Carnaval de Chronos
As quaresmeiras vestiam um manto rosado e púrpuro e o céu era de um azul cobalto intenso, extinto nos últimos dias de meteorologia cinzenta e chuvas pesadas de verão.
O calor fazia com que nossas roupas colassem ao corpo e nos amarrava inertes a qualquer cadeira, em languidez e preguiça típicas dessa época do ano.
Era fevereiro, o carnaval já havia deixado seu rastro fazia dias e no ar só os rumores do Zé Pereira, da batucada, e os vivas dos sambistas de ocasião. O ar era inerte também. Nenhuma brisa, nem suspeita. Nas ruas esvaziadas da alegria passageira evaporavam memórias sob os pés em altas sandálias douradas e os sapatos brancos dos passistas que voltavam para o anonimato natural. Um vapor multicolorido, de confetes e serpentinas, de lavandas baratas, de liberdades e alforrias. Ninguém foi de ninguém. Mas a cidade contemplou, abraçou,mergulhou seu corpo gasto em lascívia obediente. A cidade se deitou com todos os amantes naquelas madrugadas lupercais. E não há dúvida, voltará para cobrar seu preço, como a uma grande dama em seus restos de Colombina.
Havia uma tristeza sólida, podia-se cortar com faca o ar insalubre. Poluição, medo e euforia, combinação estranha e verdadeira da metrópole. Cortante e passível de ser fatiada, a cidade. Fatias de solidão, de crimes, de abandono, de esperança cega e, possivelmente, ilusória, de esperança focada e certamente vitoriosa. Fatias. De gente, de falta e sobra de humanidade.
O ano só começa depois do carnaval!
Ouvi essa frase, quase um decreto, por toda a minha vida. O ano só começa mesmo depois do carnaval, pude comprovar com o pesar das pálpebras sobre minha retina povoada.
Meus dias de carnaval foram envoltos em penumbra e píxeis coloridos da TV. Houve uma tristeza contida, instigante, quase lírica. Ouvi os narradores, perdidos, repetindo as mesmas frases de todos os anos. Ouvi palavras que só navegam a telinha por essa época, essa foi a parte divertida. Bumbuns, ritmistas, celebridades duvidosas, gente de verdade e caricatos. A caricatura no carnaval sempre me interessou. As inverdades transformadas em fantasia. Quase um retrato do Brasil abandonado e que ainda ri sob seus disfarces. Nosso Brasil Pierrô. Mas também pude ver sorrisos e alguma originalidade, tudo antigo, gasto, mas ainda assim original na falta de pudor em se repetir. Há muita coragem na repetição.

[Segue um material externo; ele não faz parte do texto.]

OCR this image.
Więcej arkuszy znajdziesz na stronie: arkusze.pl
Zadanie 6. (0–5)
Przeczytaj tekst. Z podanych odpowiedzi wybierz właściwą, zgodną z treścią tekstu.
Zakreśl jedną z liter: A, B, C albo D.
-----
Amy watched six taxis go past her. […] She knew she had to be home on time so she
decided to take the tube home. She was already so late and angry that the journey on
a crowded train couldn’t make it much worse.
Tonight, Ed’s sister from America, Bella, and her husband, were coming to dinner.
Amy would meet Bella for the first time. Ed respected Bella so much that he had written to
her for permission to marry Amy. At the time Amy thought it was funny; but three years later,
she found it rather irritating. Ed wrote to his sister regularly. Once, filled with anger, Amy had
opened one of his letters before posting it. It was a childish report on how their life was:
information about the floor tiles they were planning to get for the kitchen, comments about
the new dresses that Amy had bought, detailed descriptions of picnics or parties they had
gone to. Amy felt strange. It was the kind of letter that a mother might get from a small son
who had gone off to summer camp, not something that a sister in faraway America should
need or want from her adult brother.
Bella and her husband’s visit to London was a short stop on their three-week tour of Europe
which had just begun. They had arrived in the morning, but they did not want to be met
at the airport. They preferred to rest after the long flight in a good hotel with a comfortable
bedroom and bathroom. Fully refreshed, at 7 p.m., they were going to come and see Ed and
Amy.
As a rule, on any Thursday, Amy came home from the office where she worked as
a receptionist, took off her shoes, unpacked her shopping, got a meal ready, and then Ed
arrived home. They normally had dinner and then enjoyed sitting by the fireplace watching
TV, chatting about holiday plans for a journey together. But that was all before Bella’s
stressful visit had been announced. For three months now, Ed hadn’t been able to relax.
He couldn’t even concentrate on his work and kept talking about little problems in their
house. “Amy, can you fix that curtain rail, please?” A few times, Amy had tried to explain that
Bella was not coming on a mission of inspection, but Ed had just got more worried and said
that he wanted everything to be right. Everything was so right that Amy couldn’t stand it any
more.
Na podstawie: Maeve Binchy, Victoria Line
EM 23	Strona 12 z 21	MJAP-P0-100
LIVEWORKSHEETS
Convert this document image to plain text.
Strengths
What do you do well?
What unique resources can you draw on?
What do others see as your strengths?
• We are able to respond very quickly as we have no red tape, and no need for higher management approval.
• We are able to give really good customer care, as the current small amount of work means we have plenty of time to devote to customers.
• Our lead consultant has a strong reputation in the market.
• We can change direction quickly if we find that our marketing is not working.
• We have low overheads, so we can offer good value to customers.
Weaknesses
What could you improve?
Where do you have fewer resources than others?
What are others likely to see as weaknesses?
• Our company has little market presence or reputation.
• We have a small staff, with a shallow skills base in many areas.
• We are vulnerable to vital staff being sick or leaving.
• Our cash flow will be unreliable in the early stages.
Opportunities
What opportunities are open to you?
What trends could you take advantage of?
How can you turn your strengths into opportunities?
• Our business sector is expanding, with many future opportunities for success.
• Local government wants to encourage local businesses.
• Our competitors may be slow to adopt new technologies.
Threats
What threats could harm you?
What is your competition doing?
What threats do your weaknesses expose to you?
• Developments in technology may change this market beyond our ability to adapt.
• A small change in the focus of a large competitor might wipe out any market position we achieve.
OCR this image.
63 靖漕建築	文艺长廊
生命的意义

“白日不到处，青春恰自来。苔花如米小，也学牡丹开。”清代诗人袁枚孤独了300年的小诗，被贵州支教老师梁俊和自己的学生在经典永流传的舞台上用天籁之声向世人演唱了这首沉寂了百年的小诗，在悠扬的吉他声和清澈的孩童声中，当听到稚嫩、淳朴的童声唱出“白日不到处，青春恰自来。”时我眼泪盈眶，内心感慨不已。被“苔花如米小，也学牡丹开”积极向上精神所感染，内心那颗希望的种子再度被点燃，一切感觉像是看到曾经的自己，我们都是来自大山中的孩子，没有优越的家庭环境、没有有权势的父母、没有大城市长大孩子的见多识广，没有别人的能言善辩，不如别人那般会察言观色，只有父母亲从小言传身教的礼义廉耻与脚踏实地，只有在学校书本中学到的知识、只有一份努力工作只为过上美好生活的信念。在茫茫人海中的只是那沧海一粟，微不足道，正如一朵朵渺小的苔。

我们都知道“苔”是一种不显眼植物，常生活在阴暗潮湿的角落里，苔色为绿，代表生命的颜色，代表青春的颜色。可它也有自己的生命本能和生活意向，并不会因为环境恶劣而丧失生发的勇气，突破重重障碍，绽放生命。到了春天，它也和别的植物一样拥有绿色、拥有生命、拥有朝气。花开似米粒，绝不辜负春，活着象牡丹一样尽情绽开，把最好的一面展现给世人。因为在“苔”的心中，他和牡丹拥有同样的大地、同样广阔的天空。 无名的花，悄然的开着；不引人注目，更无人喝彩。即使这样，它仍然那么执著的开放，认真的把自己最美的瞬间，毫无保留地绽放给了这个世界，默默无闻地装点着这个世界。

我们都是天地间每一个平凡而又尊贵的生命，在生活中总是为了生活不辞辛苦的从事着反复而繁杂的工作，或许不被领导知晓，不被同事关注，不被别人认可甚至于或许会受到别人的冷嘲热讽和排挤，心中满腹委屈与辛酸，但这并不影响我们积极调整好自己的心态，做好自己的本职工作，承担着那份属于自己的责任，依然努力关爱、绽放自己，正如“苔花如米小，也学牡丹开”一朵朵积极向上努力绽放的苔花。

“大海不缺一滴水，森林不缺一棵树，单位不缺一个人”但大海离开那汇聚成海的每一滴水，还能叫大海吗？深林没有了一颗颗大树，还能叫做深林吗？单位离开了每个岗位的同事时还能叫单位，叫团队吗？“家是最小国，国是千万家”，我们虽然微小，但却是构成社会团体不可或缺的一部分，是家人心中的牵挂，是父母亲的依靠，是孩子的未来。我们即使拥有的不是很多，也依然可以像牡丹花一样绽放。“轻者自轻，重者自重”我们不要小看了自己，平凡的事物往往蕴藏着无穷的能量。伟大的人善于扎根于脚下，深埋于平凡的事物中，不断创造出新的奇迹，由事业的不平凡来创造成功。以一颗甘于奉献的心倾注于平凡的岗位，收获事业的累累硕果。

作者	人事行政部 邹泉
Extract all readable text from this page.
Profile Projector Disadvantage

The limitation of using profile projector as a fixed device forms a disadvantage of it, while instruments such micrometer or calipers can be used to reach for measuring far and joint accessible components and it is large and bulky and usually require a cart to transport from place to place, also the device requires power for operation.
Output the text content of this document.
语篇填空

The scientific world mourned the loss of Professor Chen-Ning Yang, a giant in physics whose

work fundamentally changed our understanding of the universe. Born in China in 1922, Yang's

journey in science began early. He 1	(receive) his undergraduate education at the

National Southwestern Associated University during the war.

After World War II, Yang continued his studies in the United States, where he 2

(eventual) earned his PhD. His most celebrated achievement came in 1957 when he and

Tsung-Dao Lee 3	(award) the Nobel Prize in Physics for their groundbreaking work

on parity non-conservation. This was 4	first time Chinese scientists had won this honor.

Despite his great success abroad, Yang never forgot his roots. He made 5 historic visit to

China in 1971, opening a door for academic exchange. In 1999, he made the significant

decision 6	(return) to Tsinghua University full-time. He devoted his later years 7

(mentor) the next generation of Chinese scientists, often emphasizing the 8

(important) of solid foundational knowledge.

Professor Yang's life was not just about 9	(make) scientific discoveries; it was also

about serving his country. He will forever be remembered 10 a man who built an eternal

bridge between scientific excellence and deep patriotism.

Ouvi os blocos invadindo a pacata rua em que moro e os tímidos transeuntes, eu pude, ver acompanharem o ritmo do tamborim. Senhoras de chinelos e batas surradas, com o pão do café da tarde debaixo dos braços, se arrastando, bacantes deslocadas, atrás do cordão ruidoso e, supostamente, feliz. Crianças fantasiadas, cachorros em coleiras, bêbados malcheirosos, porteiros desertores, velhos vestidos de meninos e meninas. Todos fazendo coro e deixando se arrastar pelo cordão. Daqui de cima, da minha torre branca, senti uma melancolia sem precedente. Tantas vozes e arrastar de sandálias faziam os paralelepípedos remanescentes de o bairro parecerem bigornas nas mãos calejadas dos ferreiros. Vivo; tudo parecia vivo ou em contradição: agonizante. Uma ópera triste e provinciana. E o ano à espera de começar conferia parte dessa melancolia.
Talvez os anos sejam prisioneiros da nossa morosidade, da nossa incapacidade de antever, prever, vislumbrar. Talvez fiquem retidos, à espera, numa escuridão ou num vazio purgatório. Esperando ser sonhados. Aguardando, pacientes, que os dias, entregues àquele ano que já deveria ter se findado, definhem, sejam dissolvidos, devorados pela alegria exaustiva dos dias “gloriosos” de folia. Era essa, então, a função daqueles dias. O carnaval selava e encerrava o ano.
O carnaval, nosso Chronos tupiniquim, devorava o ano envelhecido.
Era madrugada; na TV, seguia o som repetido da bateria da Beija-Flor de Nilópolis. Pelas seis da manhã se juntariam a ela o frenesi e a gritaria da feira livre que agitava as calçadas ao redor. Olha a banana! Mais tarde um pouco, os vivas eufóricos da Vai-Vai campeã. Brasil reunindo seus restos, numa só voz.
O homem da madrugada, arrumando as frutas e verduras, à minha porta, nem sabia que era quarta-feira de cinzas, eu também não.
O vento começou a soprar e alguma esperança abriu os braços para receber, finalmente, um ano novo já cansado.